With my thing from my teen years....I apparently figured out a way to cope and although there are aspects of my HS and JrHS years I'd wish to forget forever, I still have some fun memories. And I did have friends..it was the later years in HS that were most difficult, but they helped me become who I am and in a way I think prepared me for a difficult child. There are a gazillion things out there that could make our lives worse, so we have to find at least one or two things to be thankful for. I really think that is an important coping tool.
 
M

ML

Guest
This is an interesting thread. Manster is struggling with this issue too. He wants to wear a rash guard when he starts swimming because he is self concscious of his "man boobs". They are at an age where they want to fit in so badly that they pick on anyone they perceive as "different". These tween years are about survival and trying to blend in with surroundings. It isnt till later that uniqueness and personality "popular" and ok to shine through. Hugs to difficult child xoxo ML
 

Nancy423

do I have to be the mom?
I seriously think these tween years are the worst when it comes to peer pressure and scrutiny!! This age has some sort of radar when it comes across anything unusual, no matter how big or small! And I do think self image issues goes with- the teen territory no matter how the brain is wired. How would we handle this in any other teen?

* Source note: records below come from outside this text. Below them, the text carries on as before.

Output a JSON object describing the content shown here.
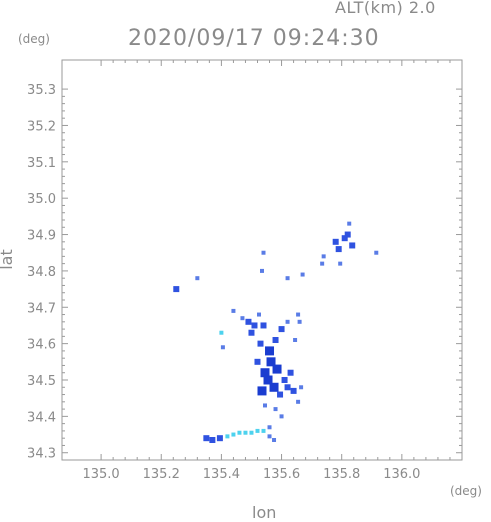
{
  "header": {
    "altitude": "ALT(km) 2.0",
    "timestamp": "2020/09/17 09:24:30"
  },
  "chart_data": {
    "type": "scatter",
    "xlabel": "lon",
    "ylabel": "lat",
    "x_unit": "(deg)",
    "y_unit": "(deg)",
    "xlim": [
      134.87,
      136.2
    ],
    "ylim": [
      34.28,
      35.38
    ],
    "xticks": [
      "135.0",
      "135.2",
      "135.4",
      "135.6",
      "135.8",
      "136.0"
    ],
    "yticks": [
      "35.3",
      "35.2",
      "35.1",
      "35.0",
      "34.9",
      "34.8",
      "34.7",
      "34.6",
      "34.5",
      "34.4",
      "34.3"
    ],
    "grid": false,
    "colors": {
      "weak": "#5a7ce6",
      "moderate": "#2f52e0",
      "strong": "#1a3cd0",
      "light": "#4dd2ee"
    },
    "points": [
      {
        "x": 135.545,
        "y": 34.52,
        "c": "strong"
      },
      {
        "x": 135.555,
        "y": 34.5,
        "c": "strong"
      },
      {
        "x": 135.565,
        "y": 34.55,
        "c": "strong"
      },
      {
        "x": 135.575,
        "y": 34.48,
        "c": "strong"
      },
      {
        "x": 135.535,
        "y": 34.47,
        "c": "strong"
      },
      {
        "x": 135.585,
        "y": 34.53,
        "c": "strong"
      },
      {
        "x": 135.56,
        "y": 34.58,
        "c": "strong"
      },
      {
        "x": 135.595,
        "y": 34.46,
        "c": "moderate"
      },
      {
        "x": 135.61,
        "y": 34.5,
        "c": "moderate"
      },
      {
        "x": 135.62,
        "y": 34.48,
        "c": "moderate"
      },
      {
        "x": 135.63,
        "y": 34.52,
        "c": "moderate"
      },
      {
        "x": 135.64,
        "y": 34.47,
        "c": "moderate"
      },
      {
        "x": 135.53,
        "y": 34.6,
        "c": "moderate"
      },
      {
        "x": 135.52,
        "y": 34.55,
        "c": "moderate"
      },
      {
        "x": 135.51,
        "y": 34.65,
        "c": "moderate"
      },
      {
        "x": 135.5,
        "y": 34.63,
        "c": "moderate"
      },
      {
        "x": 135.49,
        "y": 34.66,
        "c": "moderate"
      },
      {
        "x": 135.54,
        "y": 34.65,
        "c": "moderate"
      },
      {
        "x": 135.58,
        "y": 34.61,
        "c": "moderate"
      },
      {
        "x": 135.6,
        "y": 34.64,
        "c": "moderate"
      },
      {
        "x": 135.62,
        "y": 34.66,
        "c": "weak"
      },
      {
        "x": 135.655,
        "y": 34.68,
        "c": "weak"
      },
      {
        "x": 135.66,
        "y": 34.66,
        "c": "weak"
      },
      {
        "x": 135.645,
        "y": 34.61,
        "c": "weak"
      },
      {
        "x": 135.665,
        "y": 34.48,
        "c": "weak"
      },
      {
        "x": 135.655,
        "y": 34.44,
        "c": "weak"
      },
      {
        "x": 135.58,
        "y": 34.42,
        "c": "weak"
      },
      {
        "x": 135.56,
        "y": 34.37,
        "c": "weak"
      },
      {
        "x": 135.545,
        "y": 34.43,
        "c": "weak"
      },
      {
        "x": 135.6,
        "y": 34.4,
        "c": "weak"
      },
      {
        "x": 135.525,
        "y": 34.68,
        "c": "weak"
      },
      {
        "x": 135.47,
        "y": 34.67,
        "c": "weak"
      },
      {
        "x": 135.4,
        "y": 34.63,
        "c": "light"
      },
      {
        "x": 135.405,
        "y": 34.59,
        "c": "weak"
      },
      {
        "x": 135.44,
        "y": 34.69,
        "c": "weak"
      },
      {
        "x": 135.535,
        "y": 34.8,
        "c": "weak"
      },
      {
        "x": 135.62,
        "y": 34.78,
        "c": "weak"
      },
      {
        "x": 135.67,
        "y": 34.79,
        "c": "weak"
      },
      {
        "x": 135.735,
        "y": 34.82,
        "c": "weak"
      },
      {
        "x": 135.32,
        "y": 34.78,
        "c": "weak"
      },
      {
        "x": 135.25,
        "y": 34.75,
        "c": "moderate"
      },
      {
        "x": 135.54,
        "y": 34.85,
        "c": "weak"
      },
      {
        "x": 135.74,
        "y": 34.84,
        "c": "weak"
      },
      {
        "x": 135.78,
        "y": 34.88,
        "c": "moderate"
      },
      {
        "x": 135.79,
        "y": 34.86,
        "c": "moderate"
      },
      {
        "x": 135.81,
        "y": 34.89,
        "c": "moderate"
      },
      {
        "x": 135.82,
        "y": 34.9,
        "c": "moderate"
      },
      {
        "x": 135.835,
        "y": 34.87,
        "c": "moderate"
      },
      {
        "x": 135.825,
        "y": 34.93,
        "c": "weak"
      },
      {
        "x": 135.915,
        "y": 34.85,
        "c": "weak"
      },
      {
        "x": 135.795,
        "y": 34.82,
        "c": "weak"
      },
      {
        "x": 135.35,
        "y": 34.34,
        "c": "moderate"
      },
      {
        "x": 135.37,
        "y": 34.335,
        "c": "moderate"
      },
      {
        "x": 135.395,
        "y": 34.34,
        "c": "moderate"
      },
      {
        "x": 135.42,
        "y": 34.345,
        "c": "light"
      },
      {
        "x": 135.44,
        "y": 34.35,
        "c": "light"
      },
      {
        "x": 135.46,
        "y": 34.355,
        "c": "light"
      },
      {
        "x": 135.48,
        "y": 34.355,
        "c": "light"
      },
      {
        "x": 135.5,
        "y": 34.355,
        "c": "light"
      },
      {
        "x": 135.52,
        "y": 34.36,
        "c": "light"
      },
      {
        "x": 135.54,
        "y": 34.36,
        "c": "light"
      },
      {
        "x": 135.56,
        "y": 34.345,
        "c": "weak"
      },
      {
        "x": 135.575,
        "y": 34.335,
        "c": "weak"
      }
    ]
  }
}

Hey, is your difficult child interesting in any sports, swimming or anything like that? It may not make much difference in the weight so to speak (I hear when it's medication related, it's so hard to lose weight) but getting her active certainly would not hurt!

I remember your post about your difficult child. Have you had any luck with wigs or anything else to help her with it??
No, no wigs. She's bald and beautiful! We bought some more soft winter hats and a sweatshirt with- a very soft lining in the hood. She's had an incident at school where some 8th graders gave her some trouble because she's wearing hats and hoods. (we have permission) and heard they shoved her as she was walking down the hallway going to the nurse. I'm not exactly sure what all happened but the principal gave her permission to use the elevator so she woudln't have to walk down the hallway during passing period.
 

Jena

New Member
Nancy that's great! wow, she is going to be such a strong and beautiful woman someday. Your attitude i am quite sure is rubbing off on her on multiple levels. I can hear it in your words the attitude you display over it. That's a huge factor to alot of our kids, how we handle their stuff. How they see us handle thier stuff i think. They learn alot from that i'm slowly learning. So, yea her and that's good that they made the provision of the elevator for her.

difficult child and sports, well we aren't there yet. She has a hard time joining anything with groups of ppl she doesn't know. It hasn't worked as of yet. Yet I try to do stuff with her to increase her moving about and exercise. we used to do yoga yet that bored her. I have to find some ways of increasing her activity level. She used to ride her bike alot, yet she can't do that right now the anixety is too great. I've tried and she cries and begs in the middle of the street. It's going to take time with that one. I thought of the swimming thing If i go ahead and make thsi job thing work that maybe i'll get a memebership to the local pool where her and i can go do family swim time.
 
B

bran155

Guest
Jennifer, I am sorry I am so late on this, I haven't really been on the computer in the last couple of days. I know how you feel. I think I have told you this before, my daughter gained 40 pounds in 3 months due to her medications. It is very sad. It is heartbreaking to know that your child feels so badly about him/herself. We feel their pain 10 fold. I wish I had some advice. I just wanted to send you and your beautiful daughter some {{{HUGS}}}.